Tribunal Administratif de Poitiers — Décision N° TA86-2102971

vendredi 29 décembre 2023

JuridictionTribunal Administratif de Poitiers
SectionTribunal Administratif de Poitiers
N° DossierTA86-2102971
TypeDécision
RecoursPlein contentieux
Formation3ème chambre
Avocat requérantDARRIOUMERLE

Texte intégral

Vu la procédure suivante :

Par une requête enregistrée le 16 novembre 2021, M. A B, représenté par Me Darrioumerle, demande au tribunal :

1°) de condamner le centre hospitalier d'Angoulême à lui verser la somme de 34 263,161 euros au titre de la prime de précarité qui lui est due ainsi que la somme de 1 570,24 euros en réparation du préjudice résultant de l'inégalité de traitement dont il a fait l'objet, assorties des intérêts au taux légal à compter du 16 septembre 2021 ;

2°) de mettre à la charge du centre hospitalier d'Angoulême la somme de 2 500 euros au titre des dispositions de l'article L. 761-1 du code de justice administrative, et les entiers dépens.

Il soutient que :

-le centre hospitalier a commis une faute de nature à engager sa responsabilité en refusant de lui octroyer une prime de précarité à l'issue de son contrat à durée déterminée conclu à compter du 2 novembre 2017 et qui s'est achevé le 30 avril 2021, après plusieurs prolongations ;

- cette illégalité fautive lui cause un préjudice, dont il demande réparation, à hauteur d'un montant de 34 263,16 euros ;

- ayant été rémunéré, du mois de novembre 2017 au mois d'octobre 2019, sur la base du 3e échelon alors que ses collègues l'étaient sur celle du 4e échelon, il a subi un préjudice en raison d'une inégalité de traitement, au titre duquel lui est due une indemnité de 1 570,24 euros.

Par un mémoire en défense enregistré le 19 octobre 2023, le centre hospitalier d'Angoulême, représenté par Me Gomez, conclut au rejet de la requête et à ce que la somme de 2 000 euros soit mise à la charge de M. B au titre des dispositions de l'article L. 761-1 du code de justice administrative.

Il soutient que :

- à titre principal, les conclusions tendant à l'indemnisation demandée au titre de l'inégalité de traitement sont irrecevables, faute d'avoir été précédées d'une demande préalable auprès de l'administration ;

- à titre subsidiaire, il n'a commis aucune faute de nature à engager sa responsabilité en l'absence de méconnaissance des articles et R. 6152-418 et R. 6152-404-1 du code de la santé publique, ainsi que de l'article L. 1243-8 du code du travail, M. B ayant été, de sa propre initiative, privé de poste au sein du centre hospitalier.

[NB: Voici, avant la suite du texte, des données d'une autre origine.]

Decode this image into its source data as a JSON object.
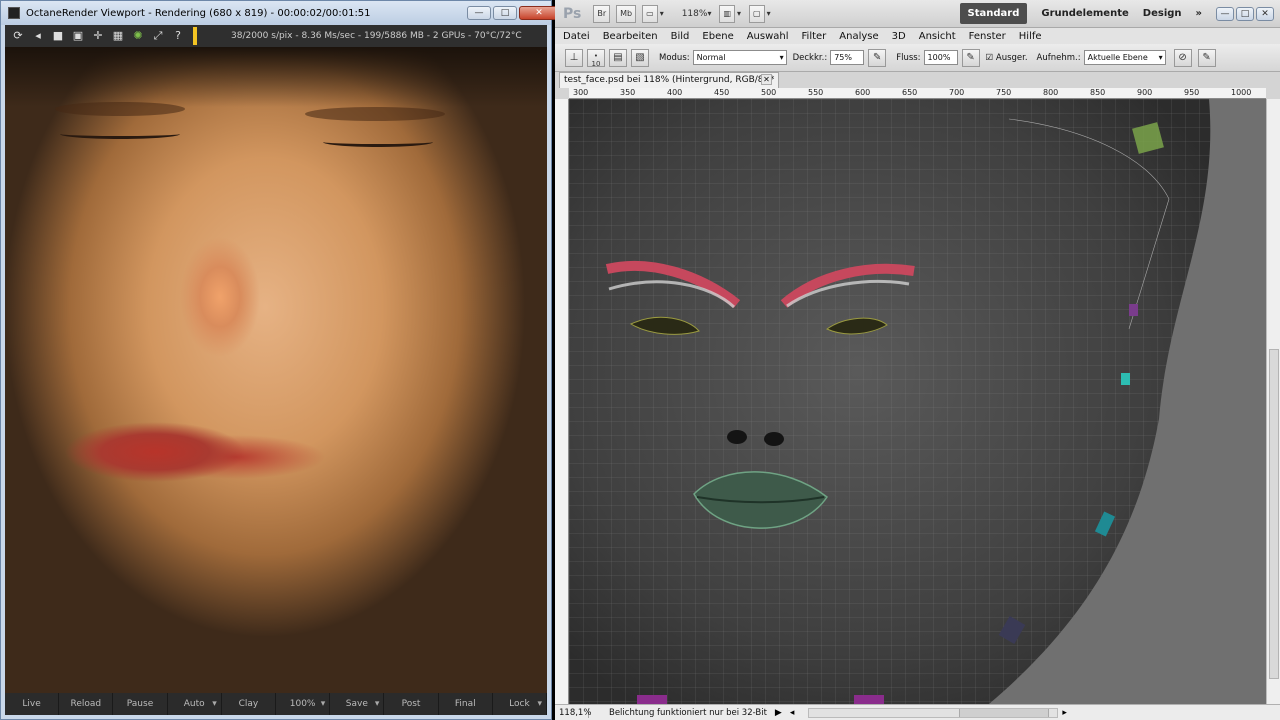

Par une ordonnance du 20 octobre 2023, la clôture de l'instruction a été fixée au 20 novembre 2023.

Un mémoire produit par M. B, enregistré le 4 décembre 2023, postérieurement à la clôture de l'instruction, n'a pas été communiqué.

Vu les autres pièces des dossiers.

Vu :

- le code de la santé publique ;

- le code du travail ;

- le code de justice administrative.

Les parties ont été régulièrement averties du jour de l'audience.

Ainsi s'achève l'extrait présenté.